As an example, the report points to New York’s requirement that all high school seniors pass the state regents’ exam before graduating from high school. The policy led to more students passing the tests, but scores on the lower-stakes National Assessment of Educational Progress, which was testing the same subjects, didn’t budge during the same time period.
“It’s human nature: Give me a number, I’ll hit it,” Mr. Hout said. “Consequently, something that was a really good indicator before there were incentives on it ... becomes useless because people are messing with it.”
In fact, the study found that, rather than leading to higher academic achievement, high school exit exams so far have decreased graduation rates nationwide by an average of 2 percentage points.
The study found a growing heap of evidence that schools and districts have tinkered with how and when students take exit exams as well as other high-stakes tests in order to boost scores on paper for students who do not know the material—or to prevent those students from taking the tests at all.
AYP and Academics
For similar reasons, school-based accountability mechanisms under the NCLB law have generated minimal improvement in academic learning, the study concludes. When the systems are evaluated—not using the high-stakes tests subject to inflation, but using instead outside tests, such as NAEP—student-achievement gains dwindle to about .08 of a standard deviation on average, mostly clustered in elementary-grade mathematics.
For perspective, an intervention considered to have a small effect size is usually about 0.1 of a standard deviation; a 2010 federal study of reading-comprehension programs found a moderately successful program had an effect size of .22 of a standard deviation.
Moreover, “as disappointing as a .08 standard deviation might be, that’s bigger than any effect we saw for incentives on individual students,” Mr. Hout said, noting that NCLB accountability measures school performance, not that of individual students.
Mr.
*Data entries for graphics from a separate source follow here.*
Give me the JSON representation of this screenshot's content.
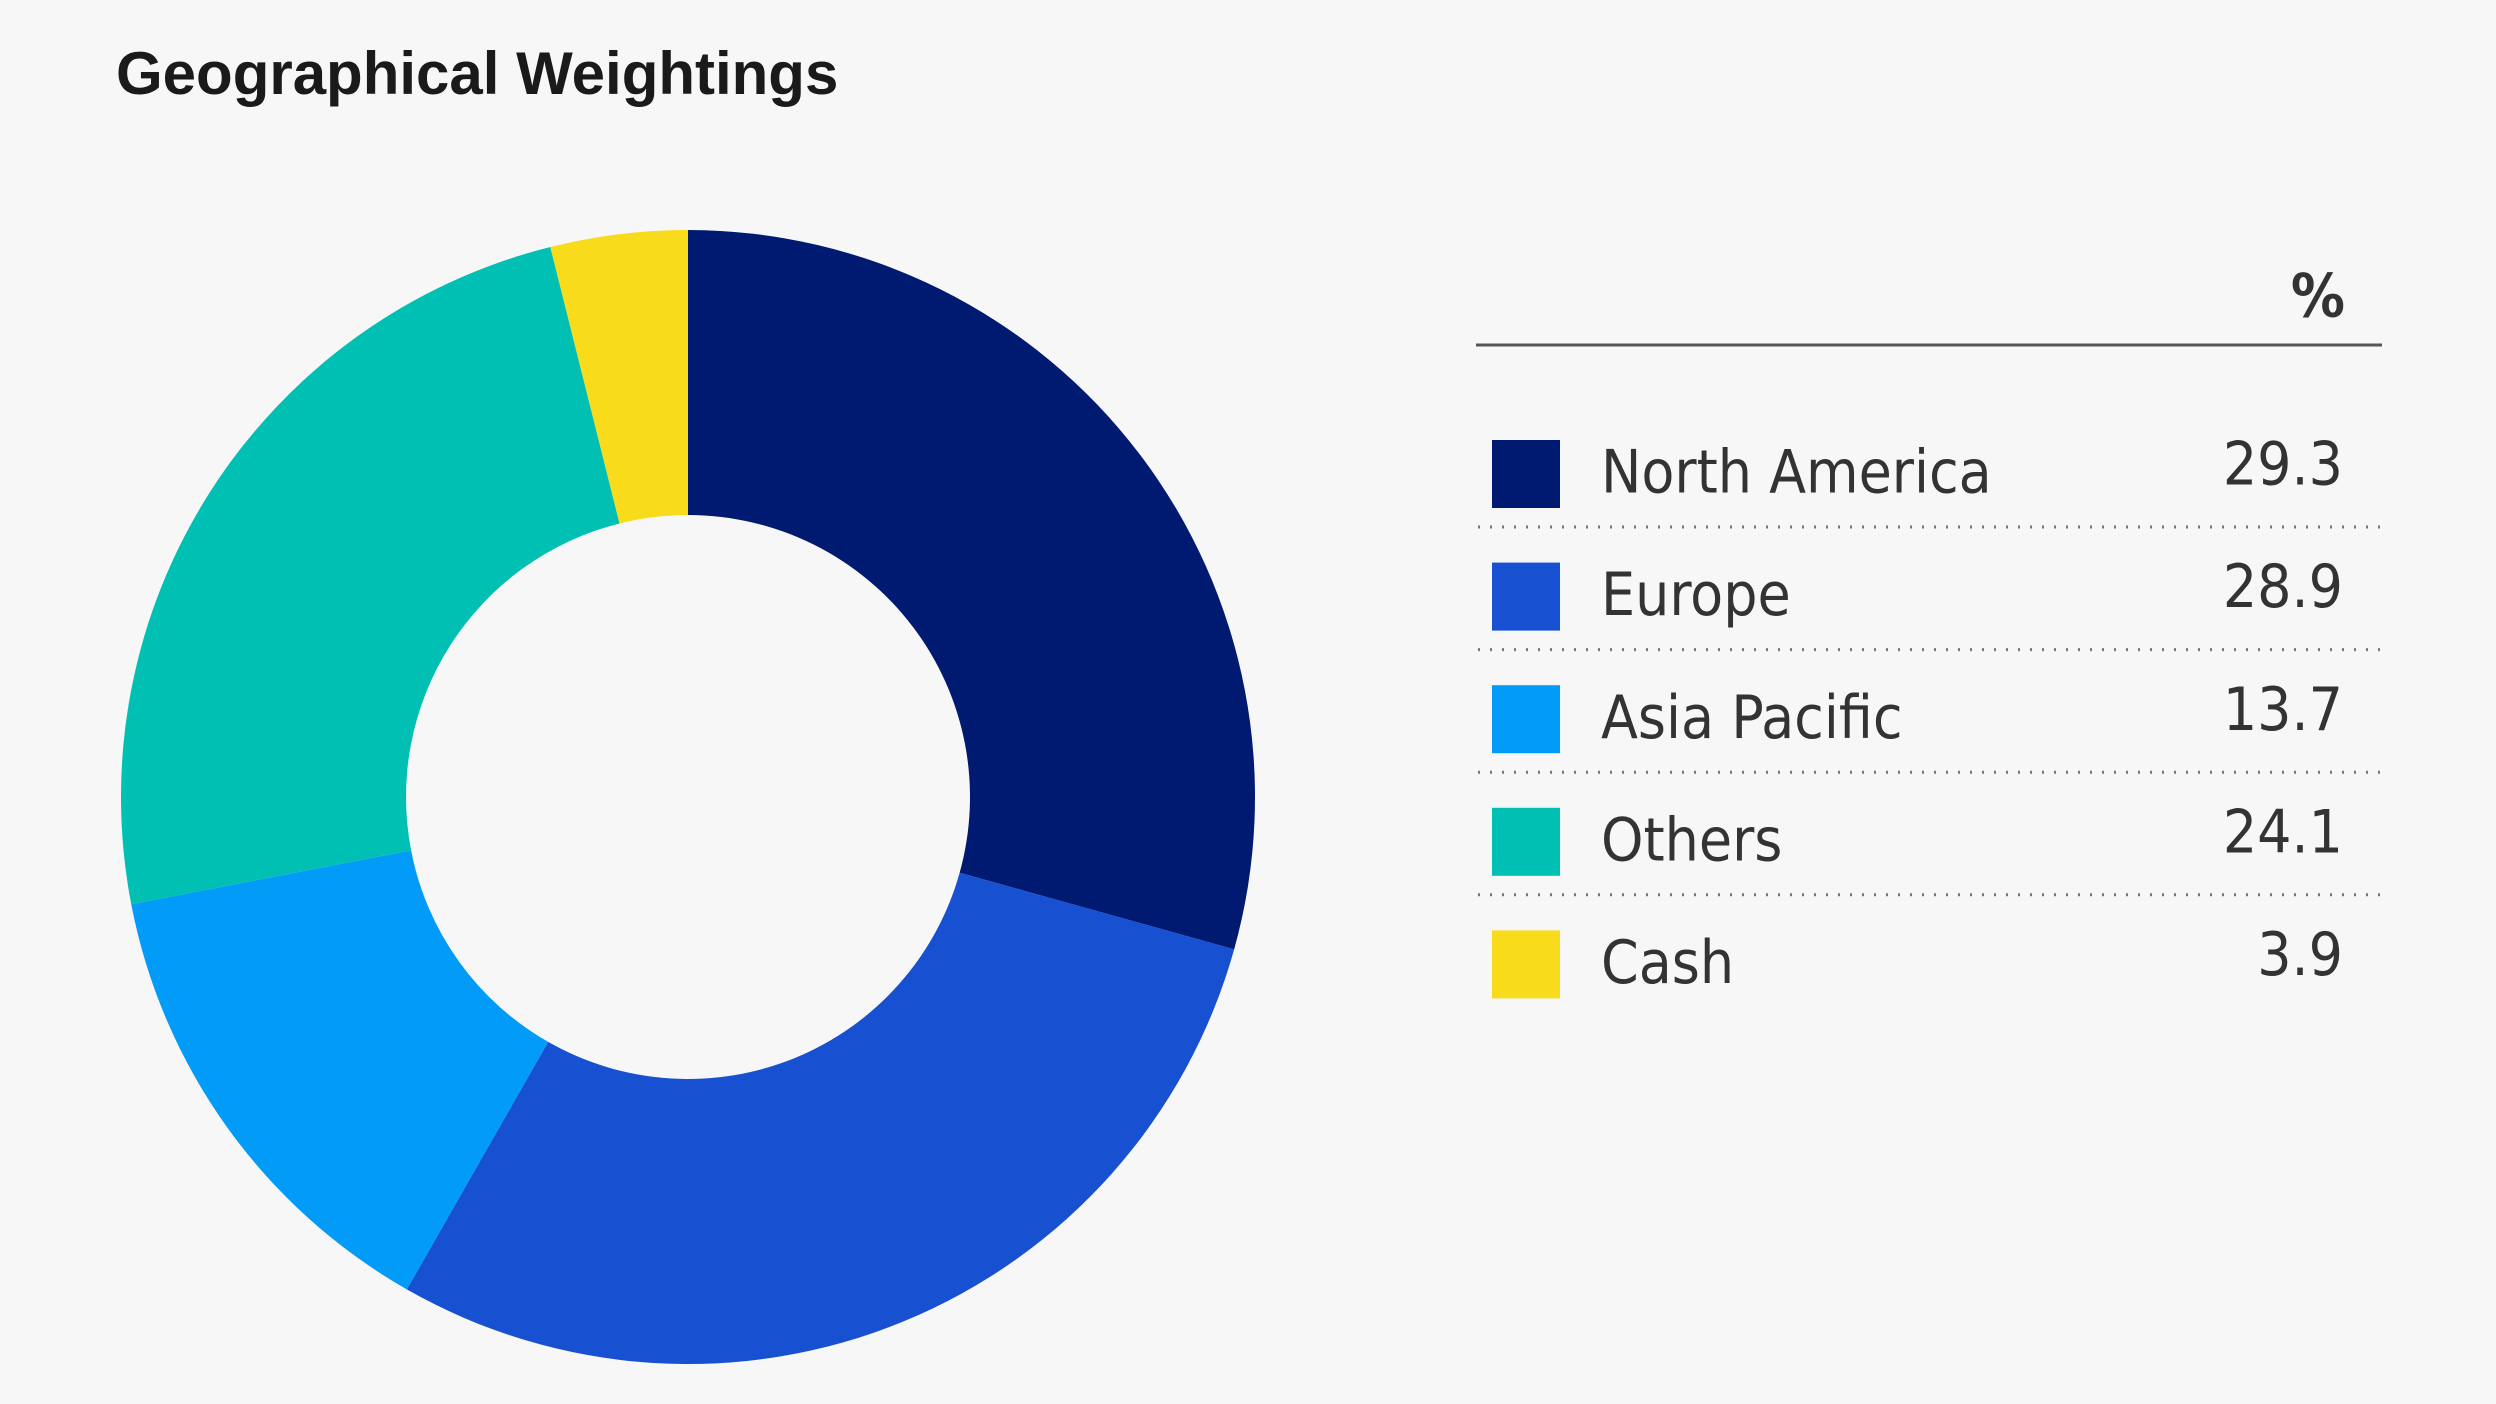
{
  "chart_data": {
    "type": "donut",
    "title": "Geographical Weightings",
    "categories": [
      "North America",
      "Europe",
      "Asia Pacific",
      "Others",
      "Cash"
    ],
    "values": [
      29.3,
      28.9,
      13.7,
      24.1,
      3.9
    ],
    "colors": [
      "#001a72",
      "#1750d1",
      "#039bf8",
      "#00bfb3",
      "#f8dc1c"
    ],
    "value_header": "%"
  }
}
Baron of the Coalition for Evidence-Based Policy said he was impressed by the quality of the panel’s research review, but unsurprised at the minimal results for various incentive programs.
Incorporating diverse types of studies—as the panel did—typically reduces the overall effects found for them, he noted.
“One of the contributions that this makes,” he said of the study, “is that it shows that looking across all these different studies with different methodologies and populations, some in different countries, there are very minimal effects in many cases, and in a few cases larger effects. It makes the argument that details matter.”
Committee members see hopeful signs in the 2008 federal requirement that state NAEP scores be used as an outside check on achievement results reported by districts and states, as well as the broader political push to incorporate more diverse measures of student achievement in the version of the ESEA that will revise the No Child Left Behind edition.
“It’s a message to all of us to slow down and think this through,’ Jack Jennings, the president of the Center on Education Policy, in Washington, said of the findings. “We put all this weight on these tests that just weren’t designed for these things.”
He said the study is likely to focus lawmakers’ attention on the nearly $400 million Race to the Top assessment grants, in which state consortia are developing testing systems to go along with the new common-core state standards. “There’s a lot riding on how these consortia do,” Mr. Jennings said.